株式会社アシロは、弁護士向けリーガルメディア「ベンナビシリーズ」を中心に、転職メディア「キャリズム」、士業・管理部門向け人材紹介、弁護士費用保険「bonobo」などを展開する企業です。2026年10月期第1四半期は、売上収益16億72百万円(前年同期比8.9%増)と増収となった一方、営業利益は2億84百万円(同29.9%減)と減益でした。

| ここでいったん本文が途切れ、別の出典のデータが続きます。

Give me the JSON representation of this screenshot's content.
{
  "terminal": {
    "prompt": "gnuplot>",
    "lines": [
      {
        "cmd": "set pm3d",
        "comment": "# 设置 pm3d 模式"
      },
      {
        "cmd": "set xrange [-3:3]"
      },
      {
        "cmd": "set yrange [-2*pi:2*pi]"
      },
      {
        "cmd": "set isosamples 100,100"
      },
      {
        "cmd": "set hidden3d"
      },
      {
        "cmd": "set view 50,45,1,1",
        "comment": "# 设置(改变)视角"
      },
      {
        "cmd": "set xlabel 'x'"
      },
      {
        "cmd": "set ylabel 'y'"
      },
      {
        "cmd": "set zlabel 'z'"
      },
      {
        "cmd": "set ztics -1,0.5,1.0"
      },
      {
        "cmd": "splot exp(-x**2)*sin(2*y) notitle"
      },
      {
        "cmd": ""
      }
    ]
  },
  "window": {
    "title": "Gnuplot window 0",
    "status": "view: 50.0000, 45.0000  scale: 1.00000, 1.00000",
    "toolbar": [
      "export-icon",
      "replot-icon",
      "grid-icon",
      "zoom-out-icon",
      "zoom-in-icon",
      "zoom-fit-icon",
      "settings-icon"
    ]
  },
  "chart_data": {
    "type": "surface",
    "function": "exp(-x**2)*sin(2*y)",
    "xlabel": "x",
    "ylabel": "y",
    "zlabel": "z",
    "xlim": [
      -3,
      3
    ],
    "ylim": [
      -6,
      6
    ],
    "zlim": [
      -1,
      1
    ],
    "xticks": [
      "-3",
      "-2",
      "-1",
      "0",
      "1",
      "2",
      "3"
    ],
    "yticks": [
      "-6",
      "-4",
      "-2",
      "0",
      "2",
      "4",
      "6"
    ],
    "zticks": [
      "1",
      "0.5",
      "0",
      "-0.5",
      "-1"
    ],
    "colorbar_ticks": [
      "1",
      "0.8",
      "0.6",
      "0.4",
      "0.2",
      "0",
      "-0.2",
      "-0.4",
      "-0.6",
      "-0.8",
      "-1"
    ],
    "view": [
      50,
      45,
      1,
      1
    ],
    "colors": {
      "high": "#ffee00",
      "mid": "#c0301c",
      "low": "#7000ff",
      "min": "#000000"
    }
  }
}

増収を支えたのはメディア事業ですが、高単価商品の売上減少、広告費の高騰、保険事業や新規リーガルテックサービス「LegalBase」への投資が利益を押し下げています。この記事では、同社の市場環境、事業構造、KPI、直近決算のポイントを整理しながら、IT・業務視点で「リーガル領域の集客・採用・業務効率化」がどのようにデジタル化されているのかを解説します。
1. 市場背景と業界構造
株式会社アシロが属する領域は、大きく分けてインターネット広告、リーガルメディア、HR、人材紹介、保険、リーガルテックです。2025年のインターネット広告費は4兆459億円で前年比10.8%増となり、マスコミ四媒体広告費を上回っています。広告市場全体でデジタルシフトが進んでいることは、同社のメディア事業にとって追い風となる一方、広告費の高騰は利益圧迫要因にもなります。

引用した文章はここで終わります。